Illustration of NASA's LADEE (Lunar Atmosphere and Dust Environment Explorer) in orbit above the Moon.
Illustration of NASA’s LADEE (Lunar Atmosphere and Dust Environment Explorer) in orbit above the Moon.
NASA

The LADEE spacecraft gathered detailed information about the ultra-thin lunar atmosphere, where it comes from, how it changes and what that means for the Moon’s surface and resources.

Once the presence of significant amounts of water ice on the Moon had been confirmed by NASA’s LCROSS  and LRO missions, scientists had to wonder, Where did it come from, how long has it been there, and will it last? To understand better the lunar surface and the resources it holds, researchers needed to know more about the environment the Moon exists in – that is, about the almost non-existent atmosphere that surrounds it. 

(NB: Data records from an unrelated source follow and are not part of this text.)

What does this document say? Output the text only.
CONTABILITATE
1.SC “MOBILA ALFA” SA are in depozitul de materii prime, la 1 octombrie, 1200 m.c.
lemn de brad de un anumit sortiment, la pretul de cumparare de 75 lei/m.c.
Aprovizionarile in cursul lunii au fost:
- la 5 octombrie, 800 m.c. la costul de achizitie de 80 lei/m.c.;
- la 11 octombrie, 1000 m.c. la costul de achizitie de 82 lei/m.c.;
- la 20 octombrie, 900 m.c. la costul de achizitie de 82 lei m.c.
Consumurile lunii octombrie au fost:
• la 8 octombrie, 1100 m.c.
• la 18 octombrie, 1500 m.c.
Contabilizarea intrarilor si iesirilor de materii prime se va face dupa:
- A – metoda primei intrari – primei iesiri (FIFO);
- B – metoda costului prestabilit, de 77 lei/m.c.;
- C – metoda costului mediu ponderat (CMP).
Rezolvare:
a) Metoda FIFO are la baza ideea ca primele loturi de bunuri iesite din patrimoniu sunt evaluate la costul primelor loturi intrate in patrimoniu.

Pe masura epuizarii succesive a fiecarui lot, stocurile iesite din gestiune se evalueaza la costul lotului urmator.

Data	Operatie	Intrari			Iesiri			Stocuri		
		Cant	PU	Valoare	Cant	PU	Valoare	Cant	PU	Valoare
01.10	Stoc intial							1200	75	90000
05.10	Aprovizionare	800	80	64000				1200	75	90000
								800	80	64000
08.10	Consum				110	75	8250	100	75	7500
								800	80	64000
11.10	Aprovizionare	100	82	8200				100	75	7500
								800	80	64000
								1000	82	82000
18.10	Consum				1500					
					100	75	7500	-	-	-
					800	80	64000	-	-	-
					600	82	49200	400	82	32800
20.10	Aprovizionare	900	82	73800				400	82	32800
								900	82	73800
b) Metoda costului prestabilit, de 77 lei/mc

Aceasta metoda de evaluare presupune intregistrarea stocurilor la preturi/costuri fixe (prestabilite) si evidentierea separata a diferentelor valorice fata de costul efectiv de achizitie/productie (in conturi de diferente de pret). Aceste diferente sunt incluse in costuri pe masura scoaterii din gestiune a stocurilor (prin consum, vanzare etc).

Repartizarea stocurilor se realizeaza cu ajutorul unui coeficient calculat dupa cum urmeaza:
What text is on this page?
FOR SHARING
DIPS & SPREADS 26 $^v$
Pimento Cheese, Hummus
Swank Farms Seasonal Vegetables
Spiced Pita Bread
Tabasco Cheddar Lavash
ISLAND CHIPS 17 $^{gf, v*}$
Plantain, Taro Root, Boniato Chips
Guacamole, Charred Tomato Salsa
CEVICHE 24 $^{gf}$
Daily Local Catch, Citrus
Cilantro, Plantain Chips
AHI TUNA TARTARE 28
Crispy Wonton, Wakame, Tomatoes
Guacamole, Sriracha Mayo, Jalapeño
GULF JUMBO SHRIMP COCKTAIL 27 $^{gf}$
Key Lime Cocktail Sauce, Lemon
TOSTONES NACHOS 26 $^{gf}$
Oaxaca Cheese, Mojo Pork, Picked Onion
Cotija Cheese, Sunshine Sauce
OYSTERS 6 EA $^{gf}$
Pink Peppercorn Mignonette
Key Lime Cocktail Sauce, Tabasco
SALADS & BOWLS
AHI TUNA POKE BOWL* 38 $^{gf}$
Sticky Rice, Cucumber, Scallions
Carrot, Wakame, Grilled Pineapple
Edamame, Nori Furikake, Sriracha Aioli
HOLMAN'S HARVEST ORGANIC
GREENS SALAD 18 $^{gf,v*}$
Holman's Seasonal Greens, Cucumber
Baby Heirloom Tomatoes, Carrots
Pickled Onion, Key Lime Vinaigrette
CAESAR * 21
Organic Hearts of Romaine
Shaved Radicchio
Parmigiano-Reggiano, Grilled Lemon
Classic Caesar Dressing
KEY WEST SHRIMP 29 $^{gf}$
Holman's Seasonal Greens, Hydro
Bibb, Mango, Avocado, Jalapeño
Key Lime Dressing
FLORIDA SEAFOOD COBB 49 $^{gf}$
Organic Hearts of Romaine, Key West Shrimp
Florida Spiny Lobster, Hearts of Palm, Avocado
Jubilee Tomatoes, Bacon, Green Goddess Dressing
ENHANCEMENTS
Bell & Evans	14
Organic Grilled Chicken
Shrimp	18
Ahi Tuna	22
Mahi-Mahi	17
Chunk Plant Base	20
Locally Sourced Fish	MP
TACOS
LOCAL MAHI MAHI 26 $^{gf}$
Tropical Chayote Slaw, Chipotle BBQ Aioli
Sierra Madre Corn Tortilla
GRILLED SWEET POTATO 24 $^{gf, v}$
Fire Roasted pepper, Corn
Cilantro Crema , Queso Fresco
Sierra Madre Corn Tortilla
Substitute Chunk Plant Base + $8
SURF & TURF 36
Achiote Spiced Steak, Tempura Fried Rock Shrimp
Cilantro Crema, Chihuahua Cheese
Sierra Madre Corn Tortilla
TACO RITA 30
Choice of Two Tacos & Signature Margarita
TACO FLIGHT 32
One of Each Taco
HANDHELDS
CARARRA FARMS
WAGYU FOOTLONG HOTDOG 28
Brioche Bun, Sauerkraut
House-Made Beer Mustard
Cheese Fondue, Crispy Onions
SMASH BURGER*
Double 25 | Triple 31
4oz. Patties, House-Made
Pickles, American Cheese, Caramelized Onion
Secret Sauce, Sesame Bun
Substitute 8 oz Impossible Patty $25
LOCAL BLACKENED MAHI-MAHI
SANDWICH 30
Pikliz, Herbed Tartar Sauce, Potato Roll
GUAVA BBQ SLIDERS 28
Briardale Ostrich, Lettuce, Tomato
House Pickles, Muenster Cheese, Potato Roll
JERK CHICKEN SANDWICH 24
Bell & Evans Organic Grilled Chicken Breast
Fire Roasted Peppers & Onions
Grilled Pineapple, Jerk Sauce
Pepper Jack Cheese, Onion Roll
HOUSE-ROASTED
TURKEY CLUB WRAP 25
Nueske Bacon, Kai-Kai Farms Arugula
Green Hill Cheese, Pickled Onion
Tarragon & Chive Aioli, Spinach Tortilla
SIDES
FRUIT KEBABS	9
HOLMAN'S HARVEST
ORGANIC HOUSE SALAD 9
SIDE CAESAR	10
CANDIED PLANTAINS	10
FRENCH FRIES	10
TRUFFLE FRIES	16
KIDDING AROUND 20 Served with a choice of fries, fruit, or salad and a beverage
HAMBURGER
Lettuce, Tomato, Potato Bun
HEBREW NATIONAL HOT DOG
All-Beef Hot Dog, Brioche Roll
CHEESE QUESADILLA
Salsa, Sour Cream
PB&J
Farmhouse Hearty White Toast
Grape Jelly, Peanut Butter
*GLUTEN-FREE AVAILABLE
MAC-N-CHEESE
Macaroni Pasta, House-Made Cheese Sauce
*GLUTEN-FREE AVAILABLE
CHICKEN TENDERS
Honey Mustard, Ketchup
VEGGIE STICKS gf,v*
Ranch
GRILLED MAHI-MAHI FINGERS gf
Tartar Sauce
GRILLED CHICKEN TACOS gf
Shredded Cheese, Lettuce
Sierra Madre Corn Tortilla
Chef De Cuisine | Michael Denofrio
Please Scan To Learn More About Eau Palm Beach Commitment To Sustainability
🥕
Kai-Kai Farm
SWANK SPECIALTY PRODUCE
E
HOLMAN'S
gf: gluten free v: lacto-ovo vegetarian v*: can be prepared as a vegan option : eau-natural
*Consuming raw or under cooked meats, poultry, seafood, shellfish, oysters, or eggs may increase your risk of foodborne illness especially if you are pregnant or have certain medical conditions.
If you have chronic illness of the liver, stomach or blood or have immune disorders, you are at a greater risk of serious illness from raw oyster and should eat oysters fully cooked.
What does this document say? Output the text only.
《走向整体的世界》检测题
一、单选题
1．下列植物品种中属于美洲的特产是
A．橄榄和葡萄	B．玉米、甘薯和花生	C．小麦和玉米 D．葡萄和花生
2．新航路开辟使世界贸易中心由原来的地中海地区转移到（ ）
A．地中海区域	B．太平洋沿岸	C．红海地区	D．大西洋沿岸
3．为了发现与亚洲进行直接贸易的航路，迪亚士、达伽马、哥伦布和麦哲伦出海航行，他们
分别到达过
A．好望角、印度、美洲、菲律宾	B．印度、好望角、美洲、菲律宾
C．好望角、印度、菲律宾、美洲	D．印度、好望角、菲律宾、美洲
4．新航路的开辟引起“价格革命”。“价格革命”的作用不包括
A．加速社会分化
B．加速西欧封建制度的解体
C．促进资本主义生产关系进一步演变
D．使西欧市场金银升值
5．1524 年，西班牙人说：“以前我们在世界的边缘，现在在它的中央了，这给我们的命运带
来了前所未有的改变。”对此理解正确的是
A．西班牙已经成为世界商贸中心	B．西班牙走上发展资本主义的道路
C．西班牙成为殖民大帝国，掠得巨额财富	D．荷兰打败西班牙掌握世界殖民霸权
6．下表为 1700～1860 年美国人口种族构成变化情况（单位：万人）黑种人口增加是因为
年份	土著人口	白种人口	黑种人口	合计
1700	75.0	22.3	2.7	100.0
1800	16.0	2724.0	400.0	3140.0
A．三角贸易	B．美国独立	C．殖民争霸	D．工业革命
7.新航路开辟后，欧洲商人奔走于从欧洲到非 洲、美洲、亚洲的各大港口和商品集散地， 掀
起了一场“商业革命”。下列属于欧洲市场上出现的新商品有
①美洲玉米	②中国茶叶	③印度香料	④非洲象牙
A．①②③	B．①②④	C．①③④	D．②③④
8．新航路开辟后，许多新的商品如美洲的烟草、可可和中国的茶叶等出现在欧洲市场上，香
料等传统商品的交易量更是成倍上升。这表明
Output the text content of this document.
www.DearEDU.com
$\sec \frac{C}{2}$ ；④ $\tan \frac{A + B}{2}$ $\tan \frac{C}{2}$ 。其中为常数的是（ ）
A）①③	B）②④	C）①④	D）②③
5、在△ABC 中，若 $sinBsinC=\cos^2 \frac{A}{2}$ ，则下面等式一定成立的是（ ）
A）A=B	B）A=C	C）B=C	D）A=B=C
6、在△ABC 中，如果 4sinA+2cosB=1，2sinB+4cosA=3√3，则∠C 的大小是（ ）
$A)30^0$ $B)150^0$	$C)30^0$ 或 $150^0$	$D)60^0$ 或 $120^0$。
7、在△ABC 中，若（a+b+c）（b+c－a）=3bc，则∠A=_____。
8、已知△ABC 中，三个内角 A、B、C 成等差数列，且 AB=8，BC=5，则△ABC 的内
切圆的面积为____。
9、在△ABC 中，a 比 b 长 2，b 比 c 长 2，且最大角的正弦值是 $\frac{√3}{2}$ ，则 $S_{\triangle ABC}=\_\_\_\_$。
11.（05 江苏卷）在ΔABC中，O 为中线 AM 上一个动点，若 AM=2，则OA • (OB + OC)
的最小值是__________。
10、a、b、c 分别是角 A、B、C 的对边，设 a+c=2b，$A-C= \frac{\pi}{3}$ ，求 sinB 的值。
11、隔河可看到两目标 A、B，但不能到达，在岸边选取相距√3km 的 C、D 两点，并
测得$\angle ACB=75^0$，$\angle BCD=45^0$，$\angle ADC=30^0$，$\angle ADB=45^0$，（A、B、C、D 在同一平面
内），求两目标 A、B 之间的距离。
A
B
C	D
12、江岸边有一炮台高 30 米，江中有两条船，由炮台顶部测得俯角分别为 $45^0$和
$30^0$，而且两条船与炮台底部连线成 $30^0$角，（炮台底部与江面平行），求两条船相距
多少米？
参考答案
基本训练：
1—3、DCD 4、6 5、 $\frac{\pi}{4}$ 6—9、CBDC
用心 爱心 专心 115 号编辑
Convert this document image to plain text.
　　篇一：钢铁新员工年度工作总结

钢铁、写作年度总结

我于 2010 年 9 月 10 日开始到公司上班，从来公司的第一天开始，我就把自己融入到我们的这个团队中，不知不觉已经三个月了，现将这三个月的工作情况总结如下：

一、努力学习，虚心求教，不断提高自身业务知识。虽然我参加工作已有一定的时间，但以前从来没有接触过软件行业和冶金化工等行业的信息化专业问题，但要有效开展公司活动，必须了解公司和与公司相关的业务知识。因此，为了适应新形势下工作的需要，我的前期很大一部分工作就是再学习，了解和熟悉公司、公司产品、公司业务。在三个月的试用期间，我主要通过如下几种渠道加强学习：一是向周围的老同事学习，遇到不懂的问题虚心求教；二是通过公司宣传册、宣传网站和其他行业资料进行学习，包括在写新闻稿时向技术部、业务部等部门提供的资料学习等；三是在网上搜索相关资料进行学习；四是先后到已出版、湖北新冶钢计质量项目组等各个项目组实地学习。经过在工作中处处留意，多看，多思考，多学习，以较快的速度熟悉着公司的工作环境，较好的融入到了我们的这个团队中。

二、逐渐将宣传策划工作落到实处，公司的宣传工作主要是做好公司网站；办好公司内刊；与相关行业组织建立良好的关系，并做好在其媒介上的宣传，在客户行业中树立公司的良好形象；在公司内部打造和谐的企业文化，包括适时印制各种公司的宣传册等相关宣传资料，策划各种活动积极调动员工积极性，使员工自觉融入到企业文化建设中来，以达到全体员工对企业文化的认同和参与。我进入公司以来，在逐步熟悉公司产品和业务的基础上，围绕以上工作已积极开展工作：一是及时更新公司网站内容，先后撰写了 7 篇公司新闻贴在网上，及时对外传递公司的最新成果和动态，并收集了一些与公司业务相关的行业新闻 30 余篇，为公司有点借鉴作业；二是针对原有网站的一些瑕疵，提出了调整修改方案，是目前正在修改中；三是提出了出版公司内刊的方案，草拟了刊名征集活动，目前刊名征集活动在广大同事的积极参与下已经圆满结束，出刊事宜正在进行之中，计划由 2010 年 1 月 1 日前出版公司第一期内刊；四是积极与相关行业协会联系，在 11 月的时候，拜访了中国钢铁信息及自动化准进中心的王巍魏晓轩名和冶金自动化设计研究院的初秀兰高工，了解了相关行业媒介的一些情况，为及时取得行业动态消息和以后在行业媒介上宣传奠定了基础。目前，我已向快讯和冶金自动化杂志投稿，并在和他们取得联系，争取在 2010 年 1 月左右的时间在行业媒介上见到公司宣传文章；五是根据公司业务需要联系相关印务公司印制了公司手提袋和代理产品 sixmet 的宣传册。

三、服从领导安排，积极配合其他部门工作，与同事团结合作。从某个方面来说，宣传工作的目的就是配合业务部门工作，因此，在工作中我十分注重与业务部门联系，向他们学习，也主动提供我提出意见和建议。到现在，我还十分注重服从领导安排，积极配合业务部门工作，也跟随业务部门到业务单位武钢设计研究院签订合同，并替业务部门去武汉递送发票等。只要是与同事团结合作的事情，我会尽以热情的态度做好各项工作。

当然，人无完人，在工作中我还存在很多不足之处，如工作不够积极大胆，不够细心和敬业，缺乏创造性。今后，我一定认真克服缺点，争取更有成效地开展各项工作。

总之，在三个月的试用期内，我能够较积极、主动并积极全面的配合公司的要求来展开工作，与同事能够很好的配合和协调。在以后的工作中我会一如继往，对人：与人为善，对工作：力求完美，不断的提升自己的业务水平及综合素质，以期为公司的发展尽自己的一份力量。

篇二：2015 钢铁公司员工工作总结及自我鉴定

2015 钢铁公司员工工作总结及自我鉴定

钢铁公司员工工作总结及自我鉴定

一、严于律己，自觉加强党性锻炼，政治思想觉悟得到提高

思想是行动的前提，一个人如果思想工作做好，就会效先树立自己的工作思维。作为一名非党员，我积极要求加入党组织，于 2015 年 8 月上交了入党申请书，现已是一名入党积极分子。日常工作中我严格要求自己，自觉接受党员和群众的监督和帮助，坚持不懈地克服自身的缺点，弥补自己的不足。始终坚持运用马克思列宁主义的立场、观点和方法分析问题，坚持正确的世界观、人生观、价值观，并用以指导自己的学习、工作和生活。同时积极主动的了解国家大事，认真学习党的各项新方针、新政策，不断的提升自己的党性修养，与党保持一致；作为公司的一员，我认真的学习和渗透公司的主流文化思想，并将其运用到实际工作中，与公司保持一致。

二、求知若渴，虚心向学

Just one 25-trillionth the density of Earth’s atmosphere, the envelope of gases held to the Moon by its gravity is so thin and tenuous that it goes by another name, exosphere. Here, molecules in the air are so few and far between, they rarely come into contact with one another. Still, the gases found around the Moon do have important effects on conditions near the surface. This was the focus of NASA’s Lunar Atmosphere and Dust Environment Explorer, or LADEE.

LADEE orbited the Moon for about six months, gathering detailed information about what makes up the delicate lunar atmosphere, its structure, and how it changes. To understand the Moon’s exosphere, we also need to know about the processes controlling it. These include the effects of meteor showers, the solar wind that bombards the Moon with charged particles and exposure to the Sun’s ultraviolet radiation at the surface.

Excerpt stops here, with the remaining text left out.